Bei der EU-Klima- und Umweltpolitik gilt Schweden als progressive Kraft. In der Vergangenheit hat das Land die EU-Mitgliedsstaaten immer wieder dazu gedrängt, beim Klimaschutz ehrgeiziger zu sein und seine Treibhausgasemissionen zu reduzieren. Wenn es um die eigene natur- und klimaschädliche Forstwirtschaft geht, treten Schwedens Ambitionen für Klima- und Umweltschutz jedoch schnell in den Hintergrund. Sehr deutlich wird das aktuell an Schwedens Haltung zur Novelle der Erneuerbare-Energien-Richtlinie (RED). Darin geht es neben dem schnelleren Ausbau von erneuerbaren Energien auch um Regelungen für die Nutzung von Biomasse.
Bislang subventioniert die EU, wenn Waldholz als vermeintliche erneuerbare Energiequelle für die Energieerzeugung genutzt wird. Wälder als wichtige Kohlenstoffspeicher werden somit für die Verbrennung in Kraftwerken abgeholzt. Die Abgeordneten des Europäischen Parlaments wollen das nun ändern. Sie schlagen vor, Holzbiomasse von der Förderung für erneuerbare Energien ausschließen, um die europäischen Wälder als wertvolle Kohlenstoffsenken wiederaufzubauen.

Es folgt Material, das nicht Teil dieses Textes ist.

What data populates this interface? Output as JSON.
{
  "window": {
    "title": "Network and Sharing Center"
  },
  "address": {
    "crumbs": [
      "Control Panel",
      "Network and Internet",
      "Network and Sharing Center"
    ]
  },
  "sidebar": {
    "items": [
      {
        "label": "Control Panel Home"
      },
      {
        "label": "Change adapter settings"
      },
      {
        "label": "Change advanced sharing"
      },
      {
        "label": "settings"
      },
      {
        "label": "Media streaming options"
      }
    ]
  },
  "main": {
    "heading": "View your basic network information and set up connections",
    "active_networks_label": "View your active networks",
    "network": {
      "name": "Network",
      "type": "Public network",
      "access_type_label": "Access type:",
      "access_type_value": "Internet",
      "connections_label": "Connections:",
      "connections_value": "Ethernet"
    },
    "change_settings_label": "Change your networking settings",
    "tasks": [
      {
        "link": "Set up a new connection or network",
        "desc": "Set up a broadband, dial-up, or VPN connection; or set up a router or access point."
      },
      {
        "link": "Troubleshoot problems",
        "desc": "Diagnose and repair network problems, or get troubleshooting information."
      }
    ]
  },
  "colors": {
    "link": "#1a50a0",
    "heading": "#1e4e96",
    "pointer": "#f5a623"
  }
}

Subventionen machen Holzverbrennung profitabel
Diese Vorschläge ignoriert die schwedische Ratspräsidentschaft jedoch konsequent. Stattdessen setzt das Land auf business as usual und macht Vorschläge, die klingen wie aus dem Forderungskatalog der Forstindustrie. Dabei sind ambitionierte Schritte in Richtung Klima- und Naturschutz bei der Novelle der RED längst überfällig. Denn die bisherige Befreiung der Holzverbrennung von der CO₂-Steuer im Emissionshandel und die RED-Subventionen machen es erst profitabel, Millionen von Bäumen in Kraftwerken zu verbrennen.
Wissenschaftler haben lange gewarnt, dass das Abholzen und Verbrennen von Wäldern sowohl die Biodiversität als auch Klima schädigt. Die Holzverbrennung emittiert sogar noch mehr CO₂ pro Einheit Energie als Kohle, während der verstärkte Holzeinschlag dafür sorgt, dass Wälder noch weniger CO₂ aus der Luft binden können. Doch nicht nur Wissenschaftler und Verbände schlagen Alarm – auch die holzverarbeitenden Industrien, die mit der Biomasseindustrie um den Wertstoff Holz konkurrieren, fordern ein Ende der Subventionen.
Trotz dieser Warnungen haben es relevante Entscheidungsträger bei der letzten Überarbeitung der RED versäumt, die Holzverbrennung zu begrenzen. Stattdessen wurden Nachhaltigkeitskriterien für Forstbiomasse aufgenommen, die fast nichts zum Schutz von Wäldern und dem Klima beitragen.
Hälfte des Holzes für Energieerzeugung
Die Folgen werden jetzt deutlich: Mehr als die Hälfte des in der EU gefällten Holzes wird zur Energieerzeugung verbrannt. Seit 2018 haben mehrere Mitgliedstaaten ihre Wald-CO₂-Senken effektiv verloren, unter anderem durch übermäßigen Holzeinschlag. Darunter Estland, Lettland und Finnland. Ihre Wälder sind nun Quellen klimaschädlichen CO₂. Deutschlands Senke reduziert sich ebenfalls zunehmend.
Auch Schweden verzeichnet einen alarmierenden Rückgang der Kohlenstoffaufnahme seiner Wälder. Dennoch versucht das Land sein industrielles Forstwirtschaftsmodell dem Rest der EU aufzuzwingen. Solange das Verbrennen von Bäumen als erneuerbare Energie gilt, haben die EU-Mitgliedstaaten allerdings wenig Anreiz, in wirklich kohlenstoffarme Technologien zu investieren.
Politische Entscheidungsträger der EU dürfen dem Druck der schwedischen Ratspräsidentschaft jetzt nicht nachgeben. Als Energieminister muss sich Robert Habeck im EU-Rat dafür einsetzen, die Anreize für die Verbrennung von Holz zu begrenzen und schrittweise abzubauen, damit sie die Klima- und Biodiversitätsziele der EU nicht untergraben. Die EU-Bürger wollen und verdienen eine Zukunft mit sauberer Energie, die Klima, Wälder und Gesundheit schützt – dafür trägt die schwedische EU-Ratspräsidentschaft Verantwortung.